Bertrande in the Confessional: A Close Reading

Starting on page 59, Bertrande comes to the priest to confess her sin of sleeping with a man who is not her husband, and at first a misreading of the priest's dialogue leads her to believe that he might be on her side in exposing this man as an imposter. The narrator says at this “her heart gave a great leap of joy, like that of an imprisoned animal who sees the way to escape” (59). The narrator only has access to Bertrande's interior emotions and uses figurative language (simile) to convey her emotion of joy to the reader.

This misunderstanding between them influences their dialogue as they push for different goals, the priest trying to convince Bertrande that this is the real Martin Guerre and Bertrande feeling she is confiding in an ally who will work with her to expose him as a fake.
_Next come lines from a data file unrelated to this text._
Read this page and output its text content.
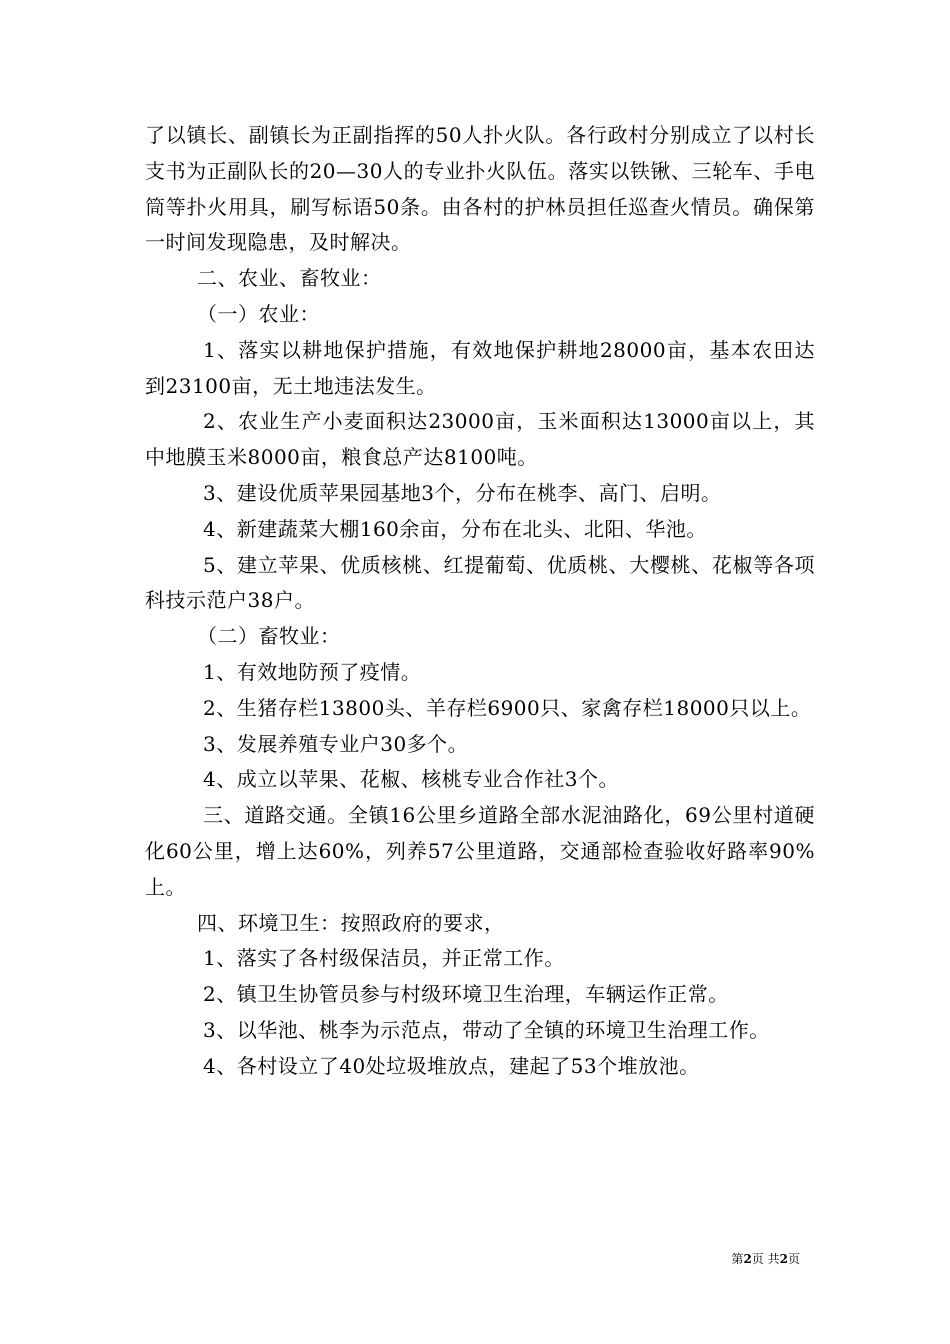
了以镇长、副镇长为正副指挥的50人扑火队。各行政村分别成立了以村长支书为正副队长的20—30人的专业扑火队伍。落实以铁锹、三轮车、手电筒等扑火用具，刷写标语50条。由各村的护林员担任巡查火情员。确保第一时间发现隐患，及时解决。

二、农业、畜牧业：

（一）农业：

1、落实以耕地保护措施，有效地保护耕地28000亩，基本农田达到23100亩，无土地违法发生。

2、农业生产小麦面积达23000亩，玉米面积达13000亩以上，其中地膜玉米8000亩，粮食总产达8100吨。

3、建设优质苹果园基地3个，分布在桃李、高门、启明。

4、新建蔬菜大棚160余亩，分布在北头、北阳、华池。

5、建立苹果、优质核桃、红提葡萄、优质桃、大樱桃、花椒等各项科技示范户38户。

（二）畜牧业：

1、有效地防预了疫情。

2、生猪存栏13800头、羊存栏6900只、家禽存栏18000只以上。

3、发展养殖专业户30多个。

4、成立以苹果、花椒、核桃专业合作社3个。

三、道路交通。全镇16公里乡道路全部水泥油路化，69公里村道硬化60公里，增上达60%，列养57公里道路，交通部检查验收好路率90%上。

四、环境卫生：按照政府的要求，

1、落实了各村级保洁员，并正常工作。

2、镇卫生协管员参与村级环境卫生治理，车辆运作正常。

3、以华池、桃李为示范点，带动了全镇的环境卫生治理工作。

4、各村设立了40处垃圾堆放点，建起了53个堆放池。

第2页 共2页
This creates an interesting tension in their dialogue that draws the reader in. But then the priest reveals his position as defending this “new” Martin, and Lewis focuses on external detail to convey how this affects Bertrande. She pulls her cloak closer around her because the “cold air seemed to draw slowly through the meshes of the wool and rise from the cold stones on which she knelt” (60). The visceral details of the cold and the stone is meant to help the reader experience how Bertrande feels in that moment, the harshness of her situation and the hardness starting to build inside her as she realizes that the world is against her.
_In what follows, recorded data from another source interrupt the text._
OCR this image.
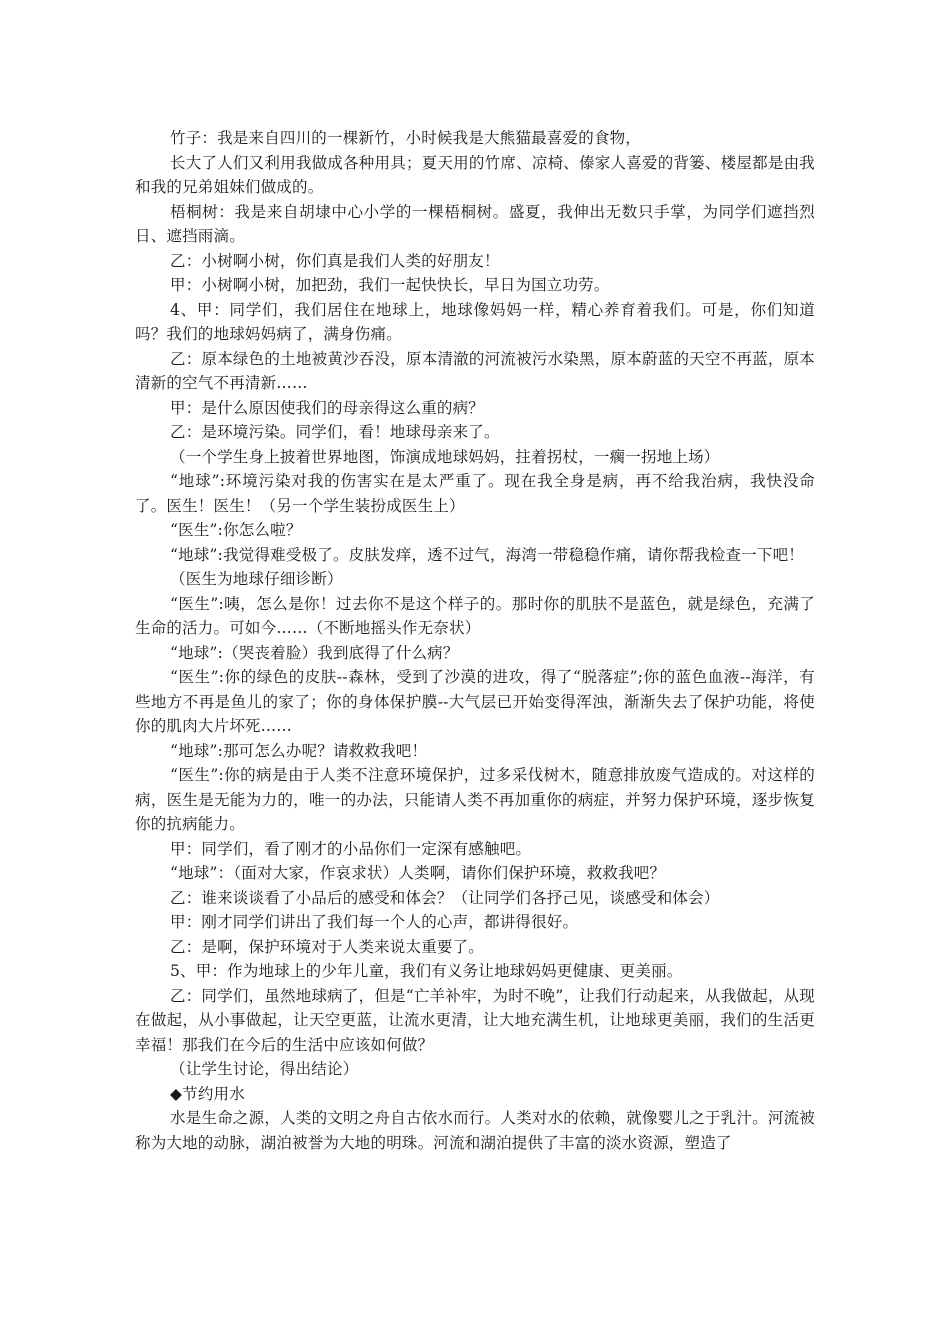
竹子：我是来自四川的一棵新竹，小时候我是大熊猫最喜爱的食物，

长大了人们又利用我做成各种用具；夏天用的竹席、凉椅、傣家人喜爱的背篓、楼屋都是由我和我的兄弟姐妹们做成的。

梧桐树：我是来自胡埭中心小学的一棵梧桐树。盛夏，我伸出无数只手掌，为同学们遮挡烈日、遮挡雨滴。

乙：小树啊小树，你们真是我们人类的好朋友！

甲：小树啊小树，加把劲，我们一起快快长，早日为国立功劳。

4、甲：同学们，我们居住在地球上，地球像妈妈一样，精心养育着我们。可是，你们知道吗？我们的地球妈妈病了，满身伤痛。

乙：原本绿色的土地被黄沙吞没，原本清澈的河流被污水染黑，原本蔚蓝的天空不再蓝，原本清新的空气不再清新……

甲：是什么原因使我们的母亲得这么重的病？

乙：是环境污染。同学们，看！地球母亲来了。

（一个学生身上披着世界地图，饰演成地球妈妈，拄着拐杖，一瘸一拐地上场）

“地球”:环境污染对我的伤害实在是太严重了。现在我全身是病，再不给我治病，我快没命了。医生！医生！（另一个学生装扮成医生上）

“医生”:你怎么啦？

“地球”:我觉得难受极了。皮肤发痒，透不过气，海湾一带稳稳作痛，请你帮我检查一下吧！

（医生为地球仔细诊断）

“医生”:咦，怎么是你！过去你不是这个样子的。那时你的肌肤不是蓝色，就是绿色，充满了生命的活力。可如今……（不断地摇头作无奈状）

“地球”:（哭丧着脸）我到底得了什么病？

“医生”:你的绿色的皮肤--森林，受到了沙漠的进攻，得了“脱落症”;你的蓝色血液--海洋，有些地方不再是鱼儿的家了；你的身体保护膜--大气层已开始变得浑浊，渐渐失去了保护功能，将使你的肌肉大片坏死……

“地球”:那可怎么办呢？请救救我吧！

“医生”:你的病是由于人类不注意环境保护，过多采伐树木，随意排放废气造成的。对这样的病，医生是无能为力的，唯一的办法，只能请人类不再加重你的病症，并努力保护环境，逐步恢复你的抗病能力。

甲：同学们，看了刚才的小品你们一定深有感触吧。

“地球”：（面对大家，作哀求状）人类啊，请你们保护环境，救救我吧？

乙：谁来谈谈看了小品后的感受和体会？（让同学们各抒己见，谈感受和体会）

甲：刚才同学们讲出了我们每一个人的心声，都讲得很好。

乙：是啊，保护环境对于人类来说太重要了。

5、甲：作为地球上的少年儿童，我们有义务让地球妈妈更健康、更美丽。

乙：同学们，虽然地球病了，但是“亡羊补牢，为时不晚”，让我们行动起来，从我做起，从现在做起，从小事做起，让天空更蓝，让流水更清，让大地充满生机，让地球更美丽，我们的生活更幸福！那我们在今后的生活中应该如何做？

（让学生讨论，得出结论）

◆节约用水

水是生命之源，人类的文明之舟自古依水而行。人类对水的依赖，就像婴儿之于乳汁。河流被称为大地的动脉，湖泊被誉为大地的明珠。河流和湖泊提供了丰富的淡水资源，塑造了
“'You then believe him to be no imposter?'” she asks, and the priest responds, “'Surely not'” in a voice that is “warm, definite and uncomprehending” (60). This complicated cluster of attributes perfectly encompasses the priest's character; he is a well-intentioned person, confident in his beliefs, and yet quite clueless. A large part of what makes the whole situation of the novel so frustrating is these traits interacting with each other, because every character thinks they are doing the right thing and trying to help, but in so doing, they miss the truth.
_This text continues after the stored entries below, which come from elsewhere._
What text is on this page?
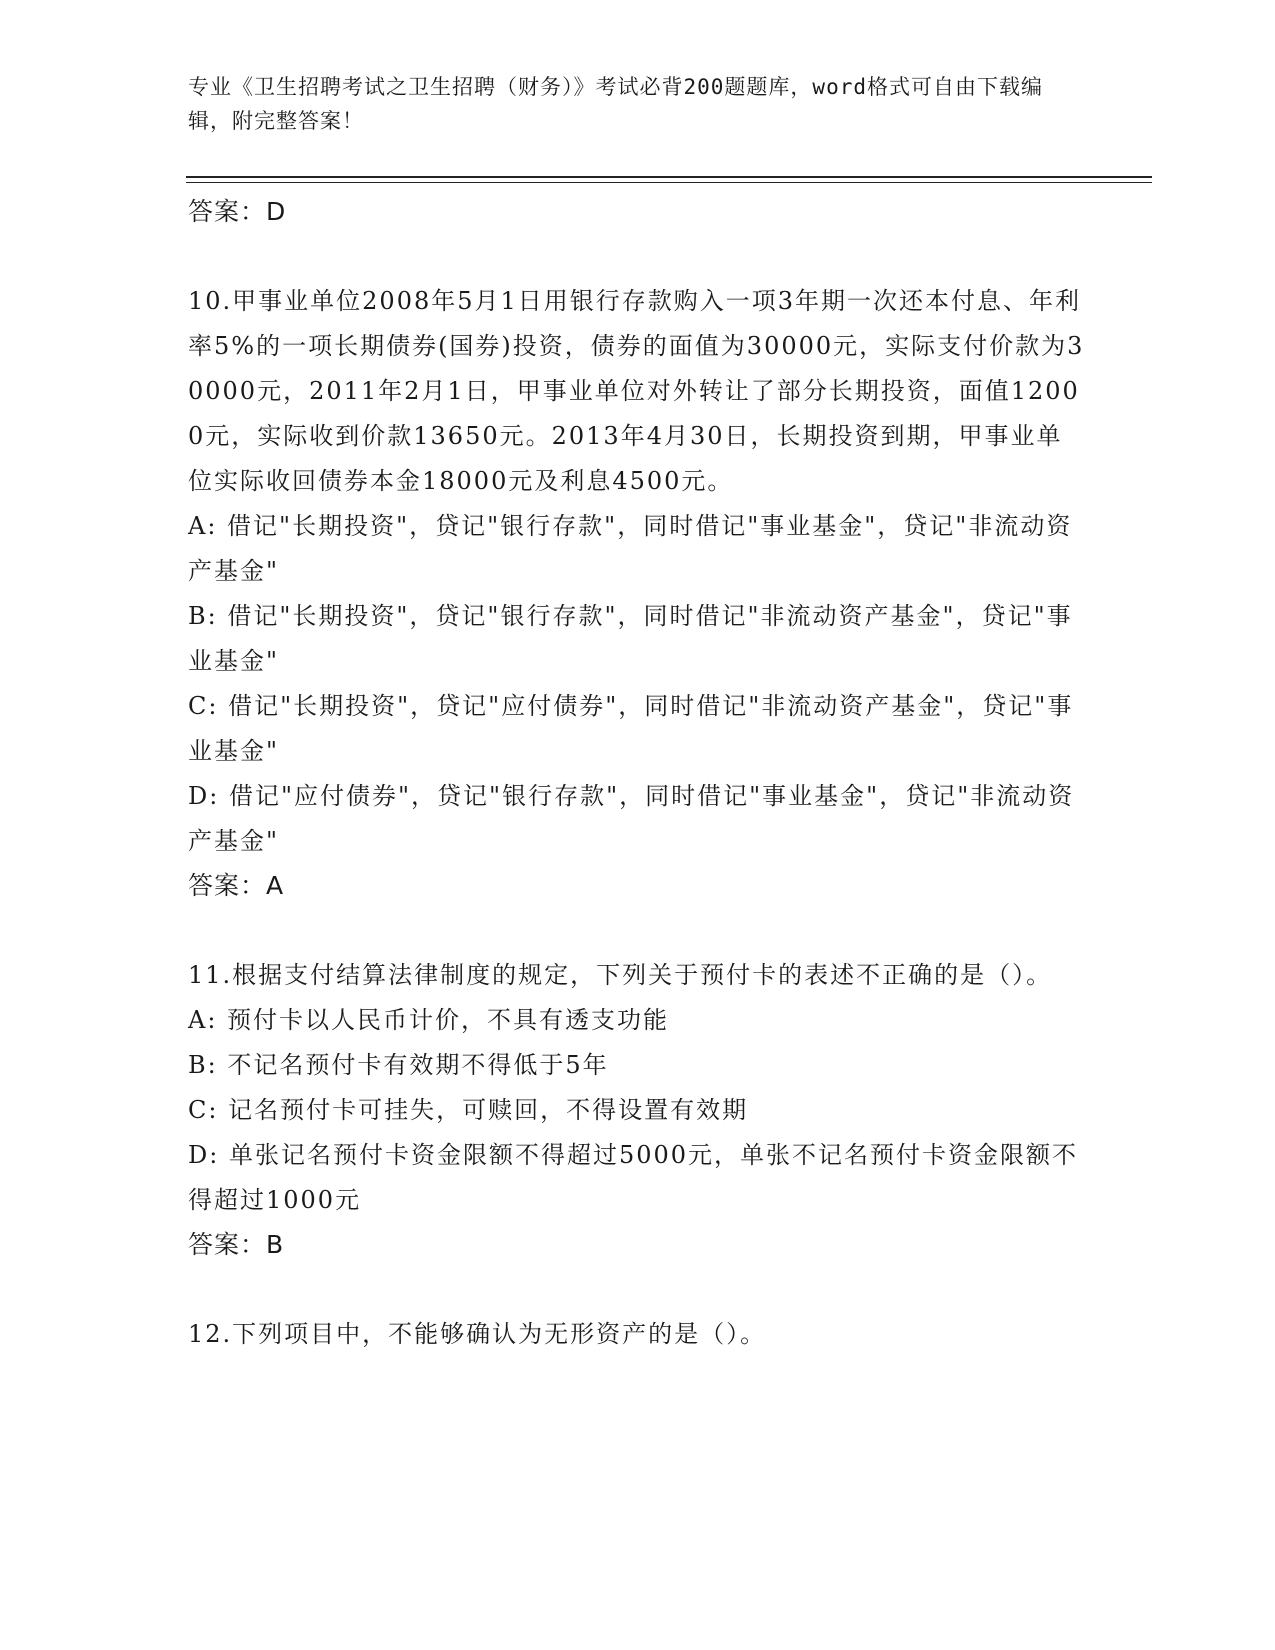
专业《卫生招聘考试之卫生招聘（财务）》考试必背200题题库，word格式可自由下载编辑，附完整答案！
答案：D
10.甲事业单位2008年5月1日用银行存款购入一项3年期一次还本付息、年利率5%的一项长期债券(国券)投资，债券的面值为30000元，实际支付价款为30000元，2011年2月1日，甲事业单位对外转让了部分长期投资，面值12000元，实际收到价款13650元。2013年4月30日，长期投资到期，甲事业单位实际收回债券本金18000元及利息4500元。
A: 借记"长期投资"，贷记"银行存款"，同时借记"事业基金"，贷记"非流动资产基金"
B: 借记"长期投资"，贷记"银行存款"，同时借记"非流动资产基金"，贷记"事业基金"
C: 借记"长期投资"，贷记"应付债券"，同时借记"非流动资产基金"，贷记"事业基金"
D: 借记"应付债券"，贷记"银行存款"，同时借记"事业基金"，贷记"非流动资产基金"
答案：A
11.根据支付结算法律制度的规定，下列关于预付卡的表述不正确的是（）。
A: 预付卡以人民币计价，不具有透支功能
B: 不记名预付卡有效期不得低于5年
C: 记名预付卡可挂失，可赎回，不得设置有效期
D: 单张记名预付卡资金限额不得超过5000元，单张不记名预付卡资金限额不得超过1000元
答案：B
12.下列项目中，不能够确认为无形资产的是（）。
Leaving the confessional, Lewis returns to more figurative language and external details. “Slowly she got to her feet,” Lewis writes, “and slowly made her way through the obscurity to the doorway, pushed aside the unwieldy leather curtain, stepped outside into the freely moving air and the more spacious dusk, and descended the familiar steps” (60). Lewis repeats the word “slowly” to reinforcs the sense of Bertrande's pace, and it is mimetic in how it slows down the reader as well. She also takes the abstract idea of the obscurity that Bertrande experiences and physicalizes it, which creates a slightly surreal moment as one could never actually wade through obscurity, and yet it helps the reader feel what Bertrande is going through. The word “unwieldy,” too, is quite purposeful as it is the adjective that describes Bertrande's life and attitude at that moment.